I think you will need upwards of several man days of consultancy. My guess is that the Jobs forum would be more appropriate.

My guess is that you will need to modify something like dsp.c or write a custom channel based on chan_local.c.

It would help to know why you want to do this, as there may be an easier route.

If you want a fast authorative answer, but you intend to do the coding, I think you would do better to use the developer mailing lists or IRC channels, as the number of people who can answer that sort of question without a lot of research are likely to be in the low double figures and are unlikely to be here.

Looking at your other postings, I would suggest investigating whether there is a file format, supported by Monitor(), which can easily be read as it is being written, or creating such a format. I basically mean a raw linear format, rather than one in a WAV wrapper.

(If you take my earlier response, it might be better to augment chan_local, rather than cloning it, as it does tend to have a special relationship with the rest of Asterisk.)

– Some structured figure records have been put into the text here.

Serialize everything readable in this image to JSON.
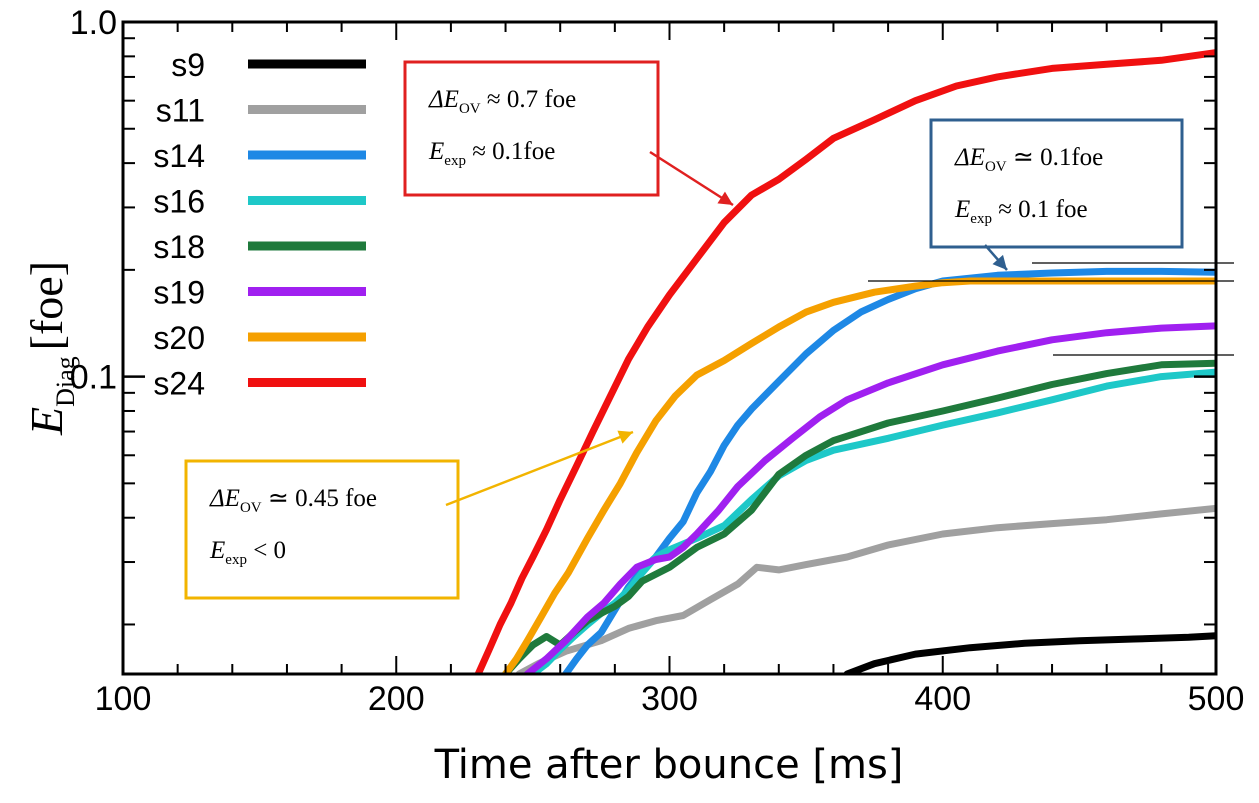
{
  "chart_data": {
    "type": "line",
    "xlabel": "Time after bounce [ms]",
    "ylabel": {
      "main": "E",
      "sub": "Diag",
      "unit": "[foe]"
    },
    "xlim": [
      100,
      500
    ],
    "ylim": [
      0.0145,
      1.0
    ],
    "yscale": "log",
    "x_ticks": [
      100,
      200,
      300,
      400,
      500
    ],
    "y_tick_labels": [
      {
        "value": 1.0,
        "label": "1.0"
      },
      {
        "value": 0.1,
        "label": "0.1"
      }
    ],
    "legend_position": "top-left",
    "series": [
      {
        "name": "s9",
        "color": "#000000",
        "x": [
          365,
          375,
          390,
          410,
          430,
          450,
          470,
          490,
          500
        ],
        "y": [
          0.0145,
          0.0155,
          0.0165,
          0.0172,
          0.0177,
          0.018,
          0.0182,
          0.0184,
          0.0186
        ]
      },
      {
        "name": "s11",
        "color": "#a0a0a0",
        "x": [
          245,
          252,
          262,
          275,
          285,
          295,
          305,
          315,
          325,
          332,
          340,
          350,
          365,
          380,
          400,
          420,
          440,
          460,
          480,
          500
        ],
        "y": [
          0.0145,
          0.0155,
          0.0168,
          0.018,
          0.0195,
          0.0205,
          0.0212,
          0.0235,
          0.026,
          0.029,
          0.0285,
          0.0295,
          0.031,
          0.0335,
          0.036,
          0.0375,
          0.0385,
          0.0395,
          0.041,
          0.0425
        ]
      },
      {
        "name": "s14",
        "color": "#1e88e5",
        "x": [
          262,
          266,
          270,
          275,
          280,
          285,
          290,
          295,
          300,
          305,
          310,
          315,
          320,
          325,
          330,
          340,
          350,
          360,
          370,
          380,
          390,
          400,
          420,
          440,
          460,
          480,
          500
        ],
        "y": [
          0.0145,
          0.016,
          0.0175,
          0.019,
          0.022,
          0.0255,
          0.0285,
          0.031,
          0.035,
          0.039,
          0.047,
          0.054,
          0.064,
          0.073,
          0.081,
          0.097,
          0.116,
          0.135,
          0.152,
          0.165,
          0.177,
          0.186,
          0.193,
          0.196,
          0.198,
          0.198,
          0.197
        ]
      },
      {
        "name": "s16",
        "color": "#1ec8c8",
        "x": [
          250,
          255,
          260,
          265,
          270,
          275,
          280,
          285,
          290,
          295,
          300,
          310,
          320,
          330,
          340,
          350,
          360,
          380,
          400,
          420,
          440,
          460,
          480,
          500
        ],
        "y": [
          0.0145,
          0.0155,
          0.017,
          0.0185,
          0.02,
          0.0215,
          0.023,
          0.025,
          0.028,
          0.031,
          0.0325,
          0.035,
          0.038,
          0.045,
          0.0525,
          0.058,
          0.062,
          0.067,
          0.073,
          0.079,
          0.086,
          0.094,
          0.1,
          0.103
        ]
      },
      {
        "name": "s18",
        "color": "#1f7a3c",
        "x": [
          240,
          245,
          250,
          255,
          260,
          265,
          270,
          275,
          280,
          285,
          290,
          300,
          310,
          320,
          330,
          340,
          350,
          360,
          380,
          400,
          420,
          440,
          460,
          480,
          500
        ],
        "y": [
          0.0145,
          0.016,
          0.0175,
          0.0185,
          0.0175,
          0.019,
          0.0205,
          0.0215,
          0.0225,
          0.024,
          0.0265,
          0.029,
          0.033,
          0.036,
          0.042,
          0.053,
          0.06,
          0.066,
          0.074,
          0.08,
          0.087,
          0.095,
          0.102,
          0.108,
          0.109
        ]
      },
      {
        "name": "s19",
        "color": "#a020f0",
        "x": [
          248,
          255,
          262,
          270,
          276,
          282,
          288,
          295,
          300,
          305,
          310,
          318,
          325,
          335,
          345,
          355,
          365,
          380,
          400,
          420,
          440,
          460,
          480,
          500
        ],
        "y": [
          0.0145,
          0.016,
          0.018,
          0.021,
          0.023,
          0.026,
          0.029,
          0.0305,
          0.031,
          0.033,
          0.036,
          0.042,
          0.049,
          0.058,
          0.067,
          0.077,
          0.086,
          0.096,
          0.108,
          0.118,
          0.127,
          0.133,
          0.137,
          0.139
        ]
      },
      {
        "name": "s20",
        "color": "#f5a000",
        "x": [
          240,
          244,
          248,
          253,
          258,
          263,
          270,
          276,
          282,
          288,
          295,
          302,
          310,
          320,
          330,
          340,
          350,
          360,
          375,
          390,
          400,
          410,
          420,
          440,
          460,
          480,
          500
        ],
        "y": [
          0.0145,
          0.016,
          0.018,
          0.021,
          0.0245,
          0.028,
          0.035,
          0.042,
          0.05,
          0.061,
          0.075,
          0.088,
          0.101,
          0.111,
          0.124,
          0.138,
          0.152,
          0.162,
          0.173,
          0.18,
          0.184,
          0.186,
          0.186,
          0.186,
          0.186,
          0.186,
          0.186
        ]
      },
      {
        "name": "s24",
        "color": "#f01010",
        "x": [
          230,
          234,
          238,
          242,
          246,
          250,
          255,
          260,
          266,
          272,
          278,
          285,
          292,
          300,
          310,
          320,
          330,
          340,
          350,
          360,
          375,
          390,
          405,
          420,
          440,
          460,
          480,
          500
        ],
        "y": [
          0.0145,
          0.017,
          0.02,
          0.023,
          0.027,
          0.031,
          0.037,
          0.045,
          0.056,
          0.07,
          0.087,
          0.112,
          0.138,
          0.17,
          0.215,
          0.272,
          0.325,
          0.36,
          0.41,
          0.47,
          0.53,
          0.6,
          0.66,
          0.7,
          0.74,
          0.76,
          0.78,
          0.82
        ]
      }
    ],
    "annotations": [
      {
        "id": "red",
        "color": "#e02020",
        "lines": [
          {
            "prefix": "ΔE",
            "sub": "OV",
            "rest": " ≈ 0.7 foe"
          },
          {
            "prefix": "E",
            "sub": "exp",
            "rest": " ≈ 0.1foe"
          }
        ]
      },
      {
        "id": "blue",
        "color": "#2f5f8f",
        "lines": [
          {
            "prefix": "ΔE",
            "sub": "OV",
            "rest": " ≃ 0.1foe"
          },
          {
            "prefix": "E",
            "sub": "exp",
            "rest": " ≈ 0.1 foe"
          }
        ]
      },
      {
        "id": "yellow",
        "color": "#f2b400",
        "lines": [
          {
            "prefix": "ΔE",
            "sub": "OV",
            "rest": " ≃ 0.45 foe"
          },
          {
            "prefix": "E",
            "sub": "exp",
            "rest": " < 0"
          }
        ]
      }
    ]
  }
}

Thanks for your reply. I will post the question on other forums too.
The reason why I want to do this is the because I have developed a separate algorithm which when applied to sound waves can change them and the listener will get to hear something other than the original sound (I cant really post the details here because of propriety issues). But essentially, I need to capture the incoming speech and do my processing on it and then send it on the outgoing channel.

By linear format, you must be implying a format which would allow me to cut the sound wave at any point to yield smaller fragments. Right?

That’s what I mean by “raw”. Linear means that the numerical amplitude is directly proportional to the microphone input voltage, although simple companded formats, like mu-law and a-law would also be useful.

I would be rather surprised if your algorithm doesn’t require a linear input, so you would have to convert anything else to linear.

Our algorithm requires a wav file as an input. I am able to currently run a system that makes the user record his voice through an Asterisk dataplan. I then use this recorded voice in my algorithm and playback the transformed wave. However, to do this ‘online’, I need the feature for which I have requested advice.

Your code may require a .wav. I doubt that the core algorithm does! (On the other hand, I suspect your code may not be able to cope with an MP3 .wav file.)

It is interesting if your algorithm can process file by 160 samples at once. If yes - it should not be big deal to modify voice on the fly.
Else - you can mention here how long are samples you process at once. You will get better answers.